Machine learning-guided synthesis of advanced inorganic materials
This work addresses the challenge of accelerating inorganic materials development for researchers and industries by reducing experimental trials and costs, though it is incremental as it builds on existing ML applications in materials science.
The authors tackled the problem of synthesizing advanced inorganic materials with high uncertainty and cost by applying machine learning to optimize synthesis conditions in two multi-variable systems, achieving higher success rates and enhanced properties like photoluminescence quantum yield with minimized trials.

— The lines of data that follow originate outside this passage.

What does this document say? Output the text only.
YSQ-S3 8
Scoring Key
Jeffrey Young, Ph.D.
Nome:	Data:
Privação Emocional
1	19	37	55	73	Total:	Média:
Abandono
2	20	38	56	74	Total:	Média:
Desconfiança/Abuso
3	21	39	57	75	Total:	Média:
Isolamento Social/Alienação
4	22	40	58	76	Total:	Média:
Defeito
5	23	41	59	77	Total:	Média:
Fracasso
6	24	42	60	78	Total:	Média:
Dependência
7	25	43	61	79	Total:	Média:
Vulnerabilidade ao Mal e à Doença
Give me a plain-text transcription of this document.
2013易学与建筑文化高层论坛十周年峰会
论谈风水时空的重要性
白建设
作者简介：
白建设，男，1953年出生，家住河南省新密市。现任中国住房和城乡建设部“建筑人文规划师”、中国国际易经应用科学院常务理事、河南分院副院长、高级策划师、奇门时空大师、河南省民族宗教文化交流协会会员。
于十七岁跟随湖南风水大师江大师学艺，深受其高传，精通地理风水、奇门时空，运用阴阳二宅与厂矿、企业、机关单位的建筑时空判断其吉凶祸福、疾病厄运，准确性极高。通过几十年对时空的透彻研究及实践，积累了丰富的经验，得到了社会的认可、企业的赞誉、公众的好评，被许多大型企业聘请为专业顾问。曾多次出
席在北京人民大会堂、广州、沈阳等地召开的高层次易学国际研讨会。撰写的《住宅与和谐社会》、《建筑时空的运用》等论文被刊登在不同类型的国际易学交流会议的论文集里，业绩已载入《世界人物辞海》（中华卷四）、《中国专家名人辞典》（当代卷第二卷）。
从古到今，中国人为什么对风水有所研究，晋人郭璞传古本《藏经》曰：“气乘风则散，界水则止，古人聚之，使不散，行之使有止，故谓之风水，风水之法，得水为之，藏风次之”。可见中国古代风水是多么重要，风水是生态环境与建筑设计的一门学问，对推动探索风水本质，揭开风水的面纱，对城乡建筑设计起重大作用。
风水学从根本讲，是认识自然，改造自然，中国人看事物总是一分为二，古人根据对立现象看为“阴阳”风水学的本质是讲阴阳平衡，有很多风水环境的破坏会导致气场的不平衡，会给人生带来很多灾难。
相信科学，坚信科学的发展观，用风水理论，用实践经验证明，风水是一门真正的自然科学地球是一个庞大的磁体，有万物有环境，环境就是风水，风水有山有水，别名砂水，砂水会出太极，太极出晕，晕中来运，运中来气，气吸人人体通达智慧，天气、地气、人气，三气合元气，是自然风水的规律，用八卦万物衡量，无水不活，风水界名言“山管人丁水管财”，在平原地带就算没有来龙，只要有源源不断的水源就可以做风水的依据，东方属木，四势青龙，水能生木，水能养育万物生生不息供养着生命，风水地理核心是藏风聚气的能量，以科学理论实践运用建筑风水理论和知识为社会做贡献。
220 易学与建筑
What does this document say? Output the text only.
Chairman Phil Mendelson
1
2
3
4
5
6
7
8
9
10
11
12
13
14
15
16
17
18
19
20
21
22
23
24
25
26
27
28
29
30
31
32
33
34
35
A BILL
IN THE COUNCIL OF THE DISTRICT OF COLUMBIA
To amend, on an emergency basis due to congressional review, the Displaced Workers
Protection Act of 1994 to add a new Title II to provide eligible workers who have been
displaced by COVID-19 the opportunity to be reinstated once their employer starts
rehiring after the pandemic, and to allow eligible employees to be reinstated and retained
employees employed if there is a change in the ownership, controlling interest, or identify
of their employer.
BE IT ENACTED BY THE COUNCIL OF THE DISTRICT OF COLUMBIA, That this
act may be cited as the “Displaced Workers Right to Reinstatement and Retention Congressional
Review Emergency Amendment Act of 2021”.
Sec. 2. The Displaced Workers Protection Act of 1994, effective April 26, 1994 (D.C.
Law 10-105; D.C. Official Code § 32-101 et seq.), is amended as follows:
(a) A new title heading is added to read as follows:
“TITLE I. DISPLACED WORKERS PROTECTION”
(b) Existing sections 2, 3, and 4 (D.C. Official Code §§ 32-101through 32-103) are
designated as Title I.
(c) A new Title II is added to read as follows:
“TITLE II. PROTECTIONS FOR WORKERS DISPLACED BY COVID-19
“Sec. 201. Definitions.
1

Synthesis of advanced inorganic materials with minimum number of trials is of paramount importance towards the acceleration of inorganic materials development. The enormous complexity involved in existing multi-variable synthesis methods leads to high uncertainty, numerous trials and exorbitant cost. Recently, machine learning (ML) has demonstrated tremendous potential for material research. Here, we report the application of ML to optimize and accelerate material synthesis process in two representative multi-variable systems. A classification ML model on chemical vapor deposition-grown MoS2 is established, capable of optimizing the synthesis conditions to achieve higher success rate. While a regression model is constructed on the hydrothermal-synthesized carbon quantum dots, to enhance the process-related properties such as the photoluminescence quantum yield. Progressive adaptive model is further developed, aiming to involve ML at the beginning stage of new material synthesis. Optimization of the experimental outcome with minimized number of trials can be achieved with the effective feedback loops. This work serves as proof of concept revealing the feasibility and remarkable capability of ML to facilitate the synthesis of inorganic materials, and opens up a new window for accelerating material development.